The choice of forum in which to begin a human rights proceeding can often have dramatic consequences for litigants, which may not be readily apparent at the time of deciding to commence litigation. For this reason, those litigating human rights claims ought to have an informed understanding of the various procedural factors that can impact the scope of litigation in order to guide their decision-making in a goal-directed manner.
This article begins by summarily examining the various avenues, set out in provincial legislation and rules of procedure, that are available to prospective litigants seeking a remedy for violations of their human rights. This article focuses only on human rights litigation resulting from employment relationships that can proceed in Ontario courts and tribunals. However, this article does not address the particular legal considerations that arise from human rights claims and complaints within unionized and federally regulated workplaces.
The Ontario Human Rights Code (the “Code”) broadly prohibits actions that discriminate against people based on a protected ground in a protected social area. Employment as a social area is dealt with specifically under section 5 of the Code and, more generally, under section 9 of the Code. Based on the relevant facts at issue in litigation, various other sections of the Code might also be applicable, e.g., reprisal under section 8.

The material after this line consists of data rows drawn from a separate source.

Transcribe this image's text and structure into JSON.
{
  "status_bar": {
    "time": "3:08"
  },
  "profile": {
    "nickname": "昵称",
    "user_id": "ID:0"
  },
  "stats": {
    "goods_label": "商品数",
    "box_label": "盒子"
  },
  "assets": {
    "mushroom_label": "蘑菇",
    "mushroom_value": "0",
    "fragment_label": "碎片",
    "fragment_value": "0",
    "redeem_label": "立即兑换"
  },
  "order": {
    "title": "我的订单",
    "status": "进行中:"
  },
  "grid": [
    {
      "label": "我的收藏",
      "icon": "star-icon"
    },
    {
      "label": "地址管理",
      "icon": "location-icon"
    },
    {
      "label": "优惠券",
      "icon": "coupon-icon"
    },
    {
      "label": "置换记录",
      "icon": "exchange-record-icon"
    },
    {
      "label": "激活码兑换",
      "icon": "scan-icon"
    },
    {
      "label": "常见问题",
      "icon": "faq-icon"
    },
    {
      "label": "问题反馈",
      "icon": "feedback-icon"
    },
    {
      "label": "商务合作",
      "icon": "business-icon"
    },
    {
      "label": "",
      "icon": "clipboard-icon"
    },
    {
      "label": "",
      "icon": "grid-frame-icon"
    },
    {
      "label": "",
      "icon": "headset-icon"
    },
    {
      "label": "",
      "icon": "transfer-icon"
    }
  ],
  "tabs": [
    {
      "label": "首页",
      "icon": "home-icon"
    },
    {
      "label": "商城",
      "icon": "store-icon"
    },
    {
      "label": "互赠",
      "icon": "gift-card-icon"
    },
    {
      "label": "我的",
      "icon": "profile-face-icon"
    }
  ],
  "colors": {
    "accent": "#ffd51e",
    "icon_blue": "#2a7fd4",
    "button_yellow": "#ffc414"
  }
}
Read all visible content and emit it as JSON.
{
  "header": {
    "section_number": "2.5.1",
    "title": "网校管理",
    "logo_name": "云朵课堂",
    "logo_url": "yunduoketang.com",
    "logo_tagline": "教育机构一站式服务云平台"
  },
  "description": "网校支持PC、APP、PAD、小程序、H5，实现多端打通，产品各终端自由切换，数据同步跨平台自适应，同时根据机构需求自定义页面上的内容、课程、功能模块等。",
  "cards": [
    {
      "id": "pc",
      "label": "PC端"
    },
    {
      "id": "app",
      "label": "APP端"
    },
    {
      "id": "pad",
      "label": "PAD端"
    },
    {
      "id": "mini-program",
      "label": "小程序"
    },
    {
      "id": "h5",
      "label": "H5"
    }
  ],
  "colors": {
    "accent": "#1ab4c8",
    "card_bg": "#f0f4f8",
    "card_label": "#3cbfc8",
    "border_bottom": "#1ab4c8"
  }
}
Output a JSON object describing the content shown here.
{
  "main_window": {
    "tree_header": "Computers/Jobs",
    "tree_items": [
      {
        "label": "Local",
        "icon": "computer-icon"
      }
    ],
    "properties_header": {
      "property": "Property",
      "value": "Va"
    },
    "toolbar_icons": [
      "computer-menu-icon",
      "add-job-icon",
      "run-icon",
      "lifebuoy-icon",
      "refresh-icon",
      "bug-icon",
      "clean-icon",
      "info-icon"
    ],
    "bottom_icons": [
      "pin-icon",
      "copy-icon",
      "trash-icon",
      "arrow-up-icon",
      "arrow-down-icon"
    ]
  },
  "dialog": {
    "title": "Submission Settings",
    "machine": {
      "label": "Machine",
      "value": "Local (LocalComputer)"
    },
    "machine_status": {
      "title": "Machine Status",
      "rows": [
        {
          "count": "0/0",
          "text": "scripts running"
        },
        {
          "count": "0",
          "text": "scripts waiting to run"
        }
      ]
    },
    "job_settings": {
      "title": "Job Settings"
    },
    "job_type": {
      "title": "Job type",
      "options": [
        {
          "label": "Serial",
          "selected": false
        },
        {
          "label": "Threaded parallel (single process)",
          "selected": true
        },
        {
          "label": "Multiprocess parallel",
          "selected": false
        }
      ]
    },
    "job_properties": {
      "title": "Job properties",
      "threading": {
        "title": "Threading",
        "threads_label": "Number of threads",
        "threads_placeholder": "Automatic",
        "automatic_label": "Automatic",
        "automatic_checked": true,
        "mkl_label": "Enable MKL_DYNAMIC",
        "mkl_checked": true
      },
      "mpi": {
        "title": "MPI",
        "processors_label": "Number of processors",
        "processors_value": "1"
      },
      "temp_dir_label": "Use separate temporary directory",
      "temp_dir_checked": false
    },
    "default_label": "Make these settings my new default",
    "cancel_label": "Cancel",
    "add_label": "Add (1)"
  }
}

In 2006, Bill 107, the Human Rights Code Amendment Act (the “Act”), significantly changed the framework for litigating human rights in Ontario. Perhaps most notably, the Act allows human rights damages available under the Code to be dealt with either as part of a civil claim before the courts or as an application to the HRTO, as provided for under section 46.1 of the Code.
Applications to the HRTO are governed by the provisions of the Code and HRTO’s Rules of Procedure. For actions commenced in small claims court, the Rules of Small Claims Court govern procedure. For all other actions commenced in the Ontario Superior Court, the Rules of Civil Procedure govern procedure.